Current benchmarks indicate that upb is never slower than 70% the speed of the official release of protobufs (with the official release doing code generation and upb dynamically loading .proto types). In some tests, the speed difference is even less.

Even if upb can’t achieve 100% the speed of code generation in an apples-to-apples comparison, upb can come out ahead by offering the flexibility to perform optimizations that are not easy or practical with current code generation approaches. The most significant examples are:

Skipping fields/submesages you don’t need.
The protobuf format makes it possible to skip submessages very efficiently. If you are only reading a small portion of a large, nested protobuf, you can get the fields you need in orders of magnitude less time than it would take to parse the whole thing.
Lazy parsing of submessages (not implemented yet).
A slightly different take on the previous point, it is possible to parse submessages only if/when they are accessed. This can achieve the same speeds as the previous without requiring you to statically analyze the set of fields you need. The downside is that parse errors surface later and unsynchronized reads are no longer thread-safe.
Referencing input string data instead of copying.
If the input contains strings, it is possible to reference them from the input string instead of paying for malloc() and memcpy().
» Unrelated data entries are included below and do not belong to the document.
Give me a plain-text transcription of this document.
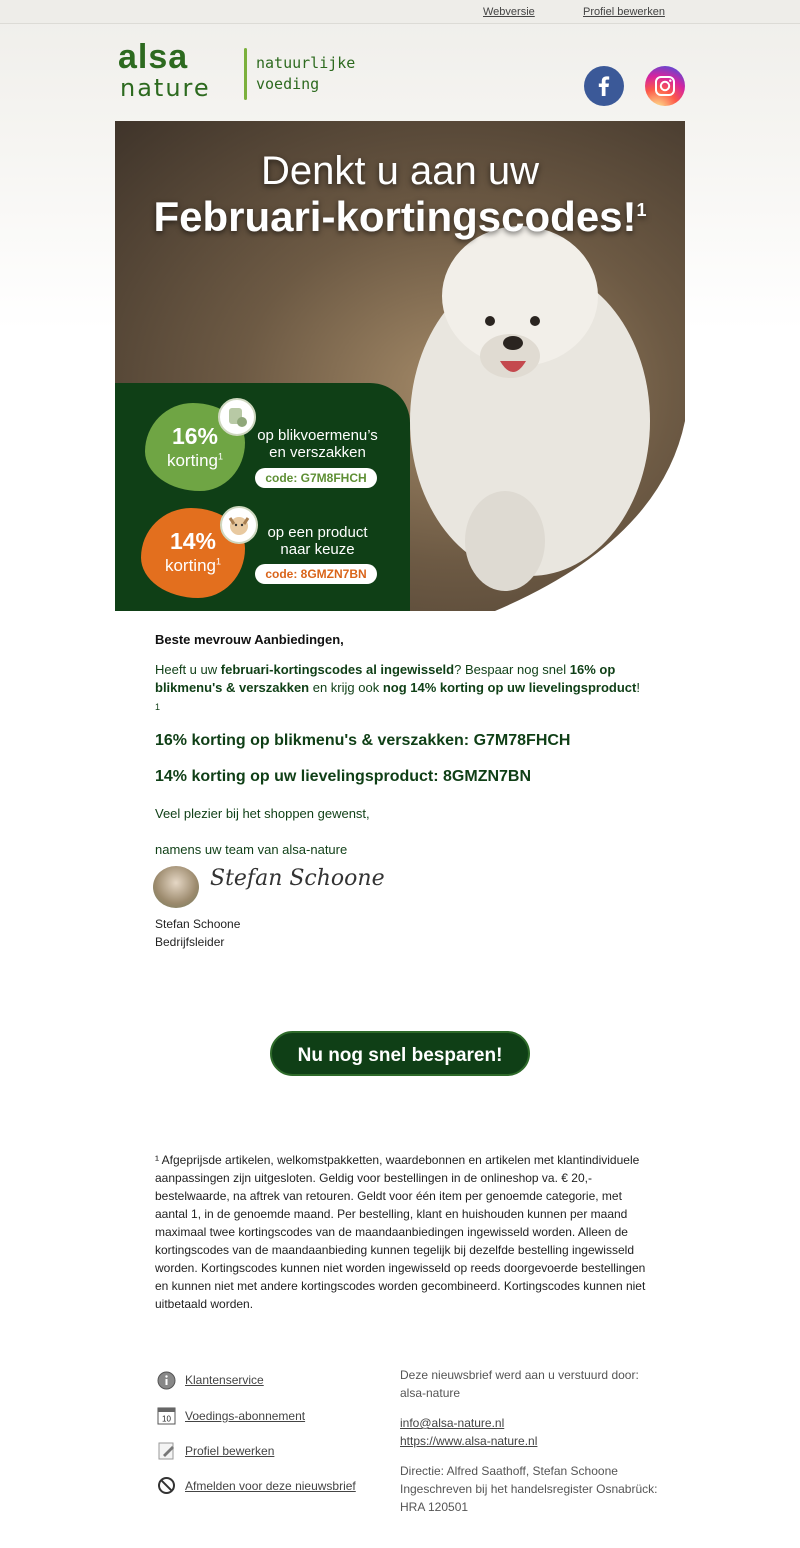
Webversie	Profiel bewerken
alsa
nature
natuurlijke
voeding
Denkt u aan uw
Februari-kortingscodes!$^1$
16%
korting$^1$
op blikvoermenu’s
en verszakken
code: G7M8FHCH
14%
korting$^1$
op een product
naar keuze
code: 8GMZN7BN
Beste mevrouw Aanbiedingen,
Heeft u uw februari-kortingscodes al ingewisseld? Bespaar nog snel 16% op blikmenu's & verszakken en krijg ook nog 14% korting op uw lievelingsproduct!
1
16% korting op blikmenu's & verszakken: G7M78FHCH
14% korting op uw lievelingsproduct: 8GMZN7BN
Veel plezier bij het shoppen gewenst,
namens uw team van alsa-nature
Stefan Schoone
Stefan Schoone
Bedrijfsleider
Nu nog snel besparen!
¹ Afgeprijsde artikelen, welkomstpakketten, waardebonnen en artikelen met klantindividuele aanpassingen zijn uitgesloten. Geldig voor bestellingen in de onlineshop va. € 20,- bestelwaarde, na aftrek van retouren. Geldt voor één item per genoemde categorie, met aantal 1, in de genoemde maand. Per bestelling, klant en huishouden kunnen per maand maximaal twee kortingscodes van de maandaanbiedingen ingewisseld worden. Alleen de kortingscodes van de maandaanbieding kunnen tegelijk bij dezelfde bestelling ingewisseld worden. Kortingscodes kunnen niet worden ingewisseld op reeds doorgevoerde bestellingen en kunnen niet met andere kortingscodes worden gecombineerd. Kortingscodes kunnen niet uitbetaald worden.
Klantenservice
10 Voedings-abonnement
Profiel bewerken
Afmelden voor deze nieuwsbrief
Deze nieuwsbrief werd aan u verstuurd door:
alsa-nature
info@alsa-nature.nl
https://www.alsa-nature.nl
Directie: Alfred Saathoff, Stefan Schoone
Ingeschreven bij het handelsregister Osnabrück:
HRA 120501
This might be desirable in some cases but not others — a non-code-generation approach lets you decide at runtime.
Callback/Event-based parsing
Event-based parsing (like SAX in XML) can be much more efficient than parsing into a data structure.

Support for Dynamic Languages

The dynamic nature of upb is especially useful in the context of dynamic or interpreted languages. upb is specifically designed to be an ideal target for dynamic language extensions.

Protocol Buffers has an enormous potential to be useful to users of dynamic languages. It provides a format that languages can use to exchange data in a very efficient way. It provides the efficiency benefits of using built-in serialization formats like Python’s “Pickle”, Perl’s “Storable,” and Ruby’s “Marshal”, or JavaScript’s “JSON”, but with a more explicit schema and greater interoperability across languages.

Despite this promise, Protocol Buffers haven’t seen much adoption in dynamic languages because the existing implementations aren’t very efficient. upb was designed from the outset to be an ideal implementation for supporting very fast Protocol Buffers implementations for dynamic languages. This is much of the reason upb is focused on making the runtime dynamic and configurable (ie. no code generation), so that .proto types are easy to load at runtime and flexible in the ways you can process them.

Another important feature is developing memory-management interfaces that can integrate with the memory managers of dynamic languages. This is no easy task, because each language runtime does memory management differently. Some use reference counting, some use garbage collection, some use a combination, and the interfaces for interacting with the memory managers are different for every runtime. A key goal of upb was to design a memory management scheme that could gracefully integrate with all of these.